Exploding and vanishing gradients in deep neural networks: the effect of residual connections

arXiv:2606.17013v1 Announce Type: cross Abstract: The well known phenomenon of exploding and vanishing gradients in deep neural networks is analyzed using multiplicative ergodic theory. The effect of adding a residual connection is explained in this context. Specifically, a characterization of Liapunov exponents due to Furstenberg and Kifer is exploited in order to make a precise statement about the Liapunov spectrum and the effect of residual connections on it.
The paper contributes to ongoing research in deep learning optimization, specifically addressing a core challenge in training very deep neural networks.
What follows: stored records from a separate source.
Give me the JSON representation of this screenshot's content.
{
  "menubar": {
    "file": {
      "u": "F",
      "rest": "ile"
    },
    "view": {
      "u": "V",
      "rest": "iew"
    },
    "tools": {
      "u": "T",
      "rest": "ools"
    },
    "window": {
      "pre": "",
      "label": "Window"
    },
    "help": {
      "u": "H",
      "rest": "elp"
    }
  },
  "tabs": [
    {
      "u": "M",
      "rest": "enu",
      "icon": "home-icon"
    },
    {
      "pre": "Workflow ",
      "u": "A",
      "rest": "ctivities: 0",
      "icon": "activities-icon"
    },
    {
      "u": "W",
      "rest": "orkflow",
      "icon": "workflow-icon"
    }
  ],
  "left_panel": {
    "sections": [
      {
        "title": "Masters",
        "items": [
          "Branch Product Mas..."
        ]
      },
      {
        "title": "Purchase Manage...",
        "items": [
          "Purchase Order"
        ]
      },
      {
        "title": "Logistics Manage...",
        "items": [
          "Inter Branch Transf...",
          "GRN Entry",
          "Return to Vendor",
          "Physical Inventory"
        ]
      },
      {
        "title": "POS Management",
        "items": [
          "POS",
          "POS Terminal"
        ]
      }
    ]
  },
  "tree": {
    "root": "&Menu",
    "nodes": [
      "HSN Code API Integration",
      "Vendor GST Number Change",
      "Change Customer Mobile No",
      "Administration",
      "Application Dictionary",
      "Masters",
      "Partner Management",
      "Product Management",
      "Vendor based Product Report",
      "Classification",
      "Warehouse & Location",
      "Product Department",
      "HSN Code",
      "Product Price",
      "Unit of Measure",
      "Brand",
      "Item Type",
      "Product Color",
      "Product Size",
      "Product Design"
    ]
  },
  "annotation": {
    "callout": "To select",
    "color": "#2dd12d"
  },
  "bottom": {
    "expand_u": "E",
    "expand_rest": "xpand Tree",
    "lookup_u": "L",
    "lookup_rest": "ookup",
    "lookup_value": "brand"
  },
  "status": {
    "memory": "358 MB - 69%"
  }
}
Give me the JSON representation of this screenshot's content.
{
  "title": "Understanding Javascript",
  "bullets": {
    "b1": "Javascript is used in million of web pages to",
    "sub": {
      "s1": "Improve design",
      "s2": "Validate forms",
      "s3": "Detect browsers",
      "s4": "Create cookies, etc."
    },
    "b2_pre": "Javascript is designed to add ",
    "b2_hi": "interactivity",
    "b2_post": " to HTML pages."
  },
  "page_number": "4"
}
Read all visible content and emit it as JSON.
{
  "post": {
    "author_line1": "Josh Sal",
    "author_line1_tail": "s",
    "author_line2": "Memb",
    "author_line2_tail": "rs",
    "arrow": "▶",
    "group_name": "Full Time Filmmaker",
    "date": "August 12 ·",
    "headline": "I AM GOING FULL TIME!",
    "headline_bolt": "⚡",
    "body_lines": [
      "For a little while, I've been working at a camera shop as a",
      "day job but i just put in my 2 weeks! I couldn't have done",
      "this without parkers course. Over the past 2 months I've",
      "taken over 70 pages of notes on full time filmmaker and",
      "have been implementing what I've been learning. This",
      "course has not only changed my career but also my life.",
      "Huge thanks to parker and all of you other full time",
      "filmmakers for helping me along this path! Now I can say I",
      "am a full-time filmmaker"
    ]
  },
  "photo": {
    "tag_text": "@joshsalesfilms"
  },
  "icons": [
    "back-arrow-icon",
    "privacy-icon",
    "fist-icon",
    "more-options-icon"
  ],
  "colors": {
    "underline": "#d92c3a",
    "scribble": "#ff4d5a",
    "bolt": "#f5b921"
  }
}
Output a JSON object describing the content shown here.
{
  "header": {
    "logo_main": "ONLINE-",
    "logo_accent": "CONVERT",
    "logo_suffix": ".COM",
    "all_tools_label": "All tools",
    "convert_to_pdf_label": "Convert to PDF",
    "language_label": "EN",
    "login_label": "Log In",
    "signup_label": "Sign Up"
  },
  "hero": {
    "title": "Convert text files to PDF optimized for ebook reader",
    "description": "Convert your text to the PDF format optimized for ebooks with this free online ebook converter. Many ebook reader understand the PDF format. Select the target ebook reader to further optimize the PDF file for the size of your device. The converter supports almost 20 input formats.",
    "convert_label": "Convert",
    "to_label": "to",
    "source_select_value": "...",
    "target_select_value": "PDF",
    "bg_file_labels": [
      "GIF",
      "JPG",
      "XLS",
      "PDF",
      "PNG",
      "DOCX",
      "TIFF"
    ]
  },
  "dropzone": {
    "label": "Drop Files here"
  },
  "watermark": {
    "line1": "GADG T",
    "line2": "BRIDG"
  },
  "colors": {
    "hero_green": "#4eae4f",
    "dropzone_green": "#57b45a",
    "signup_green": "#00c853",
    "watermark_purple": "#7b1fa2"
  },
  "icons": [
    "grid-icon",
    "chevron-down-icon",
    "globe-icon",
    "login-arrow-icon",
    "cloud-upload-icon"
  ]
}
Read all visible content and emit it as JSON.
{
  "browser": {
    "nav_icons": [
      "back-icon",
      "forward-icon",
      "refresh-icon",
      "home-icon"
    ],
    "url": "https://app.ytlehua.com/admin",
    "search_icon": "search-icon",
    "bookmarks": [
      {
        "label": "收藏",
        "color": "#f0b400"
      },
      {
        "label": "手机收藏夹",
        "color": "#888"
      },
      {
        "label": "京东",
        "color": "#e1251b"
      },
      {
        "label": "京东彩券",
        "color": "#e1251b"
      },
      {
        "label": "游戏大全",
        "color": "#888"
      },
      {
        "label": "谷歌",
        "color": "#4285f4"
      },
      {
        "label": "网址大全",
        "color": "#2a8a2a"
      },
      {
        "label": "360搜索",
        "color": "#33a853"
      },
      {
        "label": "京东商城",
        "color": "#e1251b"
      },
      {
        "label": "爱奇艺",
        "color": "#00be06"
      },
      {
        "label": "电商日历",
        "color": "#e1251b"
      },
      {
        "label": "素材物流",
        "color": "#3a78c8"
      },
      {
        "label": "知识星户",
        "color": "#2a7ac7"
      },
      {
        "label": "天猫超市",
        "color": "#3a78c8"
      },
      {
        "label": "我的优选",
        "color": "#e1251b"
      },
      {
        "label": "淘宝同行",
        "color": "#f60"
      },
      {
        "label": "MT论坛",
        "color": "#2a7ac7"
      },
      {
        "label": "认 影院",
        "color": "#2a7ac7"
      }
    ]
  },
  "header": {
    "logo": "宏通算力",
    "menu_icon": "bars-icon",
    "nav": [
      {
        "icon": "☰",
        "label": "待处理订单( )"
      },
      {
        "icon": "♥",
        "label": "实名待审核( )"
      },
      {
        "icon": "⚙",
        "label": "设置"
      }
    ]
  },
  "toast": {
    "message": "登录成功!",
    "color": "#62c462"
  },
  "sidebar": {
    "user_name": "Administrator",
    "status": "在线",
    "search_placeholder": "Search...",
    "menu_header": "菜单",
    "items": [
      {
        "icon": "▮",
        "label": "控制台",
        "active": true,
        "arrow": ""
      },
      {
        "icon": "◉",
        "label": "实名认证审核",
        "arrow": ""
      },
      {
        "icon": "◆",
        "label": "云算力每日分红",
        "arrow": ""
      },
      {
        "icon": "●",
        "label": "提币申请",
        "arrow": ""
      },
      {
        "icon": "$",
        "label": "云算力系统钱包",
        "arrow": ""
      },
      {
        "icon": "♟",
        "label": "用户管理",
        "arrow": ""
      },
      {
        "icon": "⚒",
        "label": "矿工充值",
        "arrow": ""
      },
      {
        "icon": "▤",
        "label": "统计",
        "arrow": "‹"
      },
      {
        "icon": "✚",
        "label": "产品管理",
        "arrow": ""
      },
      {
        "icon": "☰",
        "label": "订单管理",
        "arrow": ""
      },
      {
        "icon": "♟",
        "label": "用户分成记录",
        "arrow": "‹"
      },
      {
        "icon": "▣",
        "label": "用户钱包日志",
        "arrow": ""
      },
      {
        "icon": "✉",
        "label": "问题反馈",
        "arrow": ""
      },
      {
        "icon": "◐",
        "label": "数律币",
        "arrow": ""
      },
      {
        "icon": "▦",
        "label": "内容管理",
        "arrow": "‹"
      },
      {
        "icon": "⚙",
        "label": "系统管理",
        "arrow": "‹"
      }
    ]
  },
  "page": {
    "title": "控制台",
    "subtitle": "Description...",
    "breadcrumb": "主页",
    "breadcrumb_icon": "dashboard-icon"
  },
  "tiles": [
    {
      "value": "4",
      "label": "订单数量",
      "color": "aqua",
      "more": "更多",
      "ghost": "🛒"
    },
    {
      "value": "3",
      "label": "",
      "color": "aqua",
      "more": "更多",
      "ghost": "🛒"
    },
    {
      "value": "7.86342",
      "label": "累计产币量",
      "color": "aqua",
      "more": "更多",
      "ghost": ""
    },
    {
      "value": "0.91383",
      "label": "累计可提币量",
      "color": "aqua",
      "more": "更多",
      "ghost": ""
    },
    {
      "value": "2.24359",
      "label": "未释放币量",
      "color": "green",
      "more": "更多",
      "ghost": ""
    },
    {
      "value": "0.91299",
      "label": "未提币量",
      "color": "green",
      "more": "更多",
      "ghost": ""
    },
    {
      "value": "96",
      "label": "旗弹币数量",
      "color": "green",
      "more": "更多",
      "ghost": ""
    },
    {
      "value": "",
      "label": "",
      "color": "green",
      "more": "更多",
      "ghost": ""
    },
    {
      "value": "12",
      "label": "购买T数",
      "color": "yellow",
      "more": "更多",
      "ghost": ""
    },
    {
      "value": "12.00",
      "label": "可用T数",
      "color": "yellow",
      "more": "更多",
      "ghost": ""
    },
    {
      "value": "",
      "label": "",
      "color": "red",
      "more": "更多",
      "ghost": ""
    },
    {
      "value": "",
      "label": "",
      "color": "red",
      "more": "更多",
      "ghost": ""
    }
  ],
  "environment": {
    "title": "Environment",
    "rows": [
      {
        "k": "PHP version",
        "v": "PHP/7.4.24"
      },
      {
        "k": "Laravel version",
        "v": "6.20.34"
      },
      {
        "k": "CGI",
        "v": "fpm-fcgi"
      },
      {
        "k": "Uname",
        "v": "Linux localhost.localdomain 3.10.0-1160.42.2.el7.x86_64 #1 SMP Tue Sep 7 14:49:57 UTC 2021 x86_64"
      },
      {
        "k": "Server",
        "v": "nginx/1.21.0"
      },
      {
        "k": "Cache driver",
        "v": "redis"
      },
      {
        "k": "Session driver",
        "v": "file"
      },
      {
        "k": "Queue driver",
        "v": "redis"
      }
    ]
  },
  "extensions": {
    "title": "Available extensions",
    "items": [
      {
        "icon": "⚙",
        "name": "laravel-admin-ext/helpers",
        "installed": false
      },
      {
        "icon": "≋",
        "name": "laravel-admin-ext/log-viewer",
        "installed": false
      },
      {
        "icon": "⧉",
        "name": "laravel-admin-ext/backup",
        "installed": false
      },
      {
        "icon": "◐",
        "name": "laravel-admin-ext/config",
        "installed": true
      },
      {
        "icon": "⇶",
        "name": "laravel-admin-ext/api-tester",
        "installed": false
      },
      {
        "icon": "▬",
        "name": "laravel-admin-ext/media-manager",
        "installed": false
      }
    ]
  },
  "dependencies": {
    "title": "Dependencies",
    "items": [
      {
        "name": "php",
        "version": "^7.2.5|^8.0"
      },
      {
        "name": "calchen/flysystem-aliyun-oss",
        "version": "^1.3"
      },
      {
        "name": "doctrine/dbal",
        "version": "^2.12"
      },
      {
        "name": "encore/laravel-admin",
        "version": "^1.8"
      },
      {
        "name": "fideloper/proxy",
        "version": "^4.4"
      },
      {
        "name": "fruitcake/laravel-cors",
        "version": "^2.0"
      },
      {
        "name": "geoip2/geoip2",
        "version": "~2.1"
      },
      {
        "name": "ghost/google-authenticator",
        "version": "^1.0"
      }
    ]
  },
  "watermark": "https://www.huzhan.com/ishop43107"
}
Improving the understanding and mitigation of exploding/vanishing gradients is crucial for developing more stable, efficient, and capable AI models.
A more precise theoretical framework for understanding residual connections could lead to more effective architectural designs and training methodologies for deep learning.
- · AI researchers
- · Deep learning practitioners
- · Companies developing AI models
- · AI compute infrastructure providers
- · Inefficient deep learning architectures
The findings could lead to more robust training algorithms for deep neural networks.
This improved stability could enable the development of deeper and more complex AI models.
More capable AI models could accelerate advancements across various AI applications, potentially impacting broader technological and economic landscapes.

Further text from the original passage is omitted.